I.
Basic Course Information
MAT 200 is primarily an introduction to proof
course. It teaches proof using topics
from discrete mathematics. It is
intended to be first-year course for prospective mathematics majors. It will be scheduled for two 80-minute
lecture periods and a 50-minute recitation devoted to proof-writing activities. It has MAT 127: Calculus A as a co-requisite.
II. Learning Goals
The primary goal of this course is to teach
prospective majors how to read and write mathematics by teaching how to write
proofs. Proofs are humanity’s attempt to
determine the meaning of the word truth. Our students should be able to
formulate and express ideas in the precise mathematical language, in
thoughtfully reasoned and carefully worded arguments.
This course is an investigation of the nature of proofs and the language of theoretical mathematics. The mathematical content used to teach these skills is chosen from topics in the field of mathematics known as discrete mathematics. Objects in discrete mathematics are simple and intuitive, making it possible for the emphasis to be on the style and notation. This course will use the topics in discrete mathematics to teach proof techniques.
III. Student Assessment
Students will receive regular feedback on their work
through frequent writing assignments as well as other homework, quizzes,
student presentations and examinations.
Through this feedback, students will be able to see and correct their
misunderstandings and improve their performance. Student
performance on these assessment instruments and the performance of students in
their future courses such as MAT 205: Linear Algebra, and higher level 300- and
400-level courses will be used to assess the success of MAT 200 in achieving
its learning goals. MAT 200 will also be assessed based upon its contribution
to the fulfillment of the program goals for the Liberal Arts Mathematics,
Applied Mathematics, Mathematics Secondary Education, and Statistics programs. Peer reviews and student evaluations will
also be used to evaluate the course.
IV. Learning Activities
Learning activities will consist of a combination
of lectures, writing activities, group work, and student presentations. The specific choice will depend upon the
individual instructor, but writing activities should constitute a significant
portion of student work. Outside of
class, students are expected to do a significant amount of individual and group
homework to achieve the learning goals. These
learning activities are typical of the learning activities in the department’s
majors and specializations. By giving
students a multitude of ways to learn and do mathematics, the learning
activities promote a deeper understanding of the concepts of discrete
mathematics and contribute to the learning goals of these programs.
Departmental
Course Syllabus ---
MAT 200: Proof Writing through Discrete Mathematics
Introduction: A typical syllabus for MAT 200 follows this sheet. Any syllabus for MAT 200 should include the points
listed below (the required course requirement sections).
I.
Basic information on course and instructor
A. Purpose statement: The course’s primary goal is to
develop a student’s ability to understand the language of abstract mathematics.
This includes the ability to interpret and create formal definitions, to
formulate, read, write and critique proofs and to read and write mathematical
prose. These skills will be practiced and mastered as students are introduced to
the basic concepts of discrete mathematics.
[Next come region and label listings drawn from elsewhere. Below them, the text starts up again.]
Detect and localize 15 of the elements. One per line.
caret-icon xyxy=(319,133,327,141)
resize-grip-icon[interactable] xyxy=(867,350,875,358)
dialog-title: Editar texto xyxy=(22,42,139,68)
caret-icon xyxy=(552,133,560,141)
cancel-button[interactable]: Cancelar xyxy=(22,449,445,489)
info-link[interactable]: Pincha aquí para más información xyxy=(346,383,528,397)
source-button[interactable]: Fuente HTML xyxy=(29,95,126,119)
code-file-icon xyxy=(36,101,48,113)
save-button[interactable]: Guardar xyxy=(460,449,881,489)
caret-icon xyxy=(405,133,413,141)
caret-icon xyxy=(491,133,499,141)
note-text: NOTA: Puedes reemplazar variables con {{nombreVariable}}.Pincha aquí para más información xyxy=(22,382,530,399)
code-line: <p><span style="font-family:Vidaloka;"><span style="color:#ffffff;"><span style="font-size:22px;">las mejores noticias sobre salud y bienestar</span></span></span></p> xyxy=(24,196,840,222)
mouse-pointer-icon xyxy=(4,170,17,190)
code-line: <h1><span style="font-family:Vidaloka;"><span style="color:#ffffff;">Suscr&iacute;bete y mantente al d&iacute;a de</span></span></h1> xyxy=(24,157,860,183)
The course should provide a firm
foundation in the composition of proofs preparing students for upper level
mathematics courses such as Linear and Abstract Algebra.
B. Course description: The course will cover the following specific topics:
mathematical notation, logic, truth tables, direct proofs, indirect proofs,
proof by contradiction, proof by cases, mathematical induction (weak and
strong), contrapositive proofs, definitions and properties of functions and
relations, cardinality, proofs of one-to-one and onto properties, proofs of set
equality, and a brief introduction to graph theory. In addition to teaching logic, functions, and
relations, instructors will teach proof with examples taken from three to four
areas of discrete mathematics including set theory, number theory, sequences
and recursion, and a fourth area at the discretion of the instructor. However,
the main goal of the course is student mastery of
proof techniques and not an exhaustive coverage of topics from discrete
mathematics.
C. Course co-requisite:
MAT127: Calculus A.
II.
Learning goals
A. Content goals: Students will learn the foundational
skills of logic and proof techniques. Students will also gain acquaintance with
several of the basic topics in elementary discrete mathematics listed above.
B. Performance goals: At the completion of the course,
students should demonstrate competence with logical thinking and the use of
various proof techniques. A successful student should be able to read and write
formal mathematical statements such as definitions and the statements of
theorems.. They should be able to compose proofs from
intuitive ideas and outlines. Their
exposition should be mathematically correct, logically organized and
stylistically clear. They should also be
able to read mathematical prose, interpret it at an intuitive level, critique
its style, determine its base assumptions and
mathematical accuracy. They should also
demonstrate competence with various concepts from discrete mathematics.
III. Student
assessment
A. Assessment plan:
Students will receive regular feedback on their work through frequent
writing assignments as well as the assignment of other homework, quizzes, projects,
student presentations and examinations.
A syllabus should clearly describe the schedule for these assessment
tools and how they will be used to calculate grades. It is expected that
writing activities will constitute a significant portion of student work and
grades.
B. Rationale:
Through the use of regular feedback from writing assignments and other homework,
quizzes, student presentations and examinations, students will be able to see
and correct their misunderstandings and improve their performance.
C. Methods and criteria:
We will use the assessment of homework, quizzes, projects, student
presentations, and examinations to evaluate student accomplishment of the
course learning goals. These assessment
tools are similar to the manner in which students will need to use their
knowledge in the future of and are an appropriate way to assess the
accomplishment of course learning goals.
IV. Learning
activities
A. Summary of learning activities: Learning activities will consist of a
combination of lectures, frequent writing assignments, group work, and student
presentations. The specific choice of
activities will depend upon the individual instructor but will necessarily
include writing. Outside of class,
students are expected to do a significant amount of individual and group writing
to achieve the learning goals.
B. Calendar or outline:
A guide to the organization of the course, a schedule of assessment
tools, and a plan for the coverage of topics should be provided to the
students. Homework, quizzes, and
examinations should be spaced at appropriate intervals throughout the semester.
C. Rationale By
giving students a multitude of ways to learn and do mathematics, the learning
activities promote a deeper understanding of discrete structures and the
language of mathematics and contribute to the learning goals of these
programs. A regular spacing of
assessment tools insures that students receive continual regular feedback on
their work.
Revised:
1/30/08
6/7/13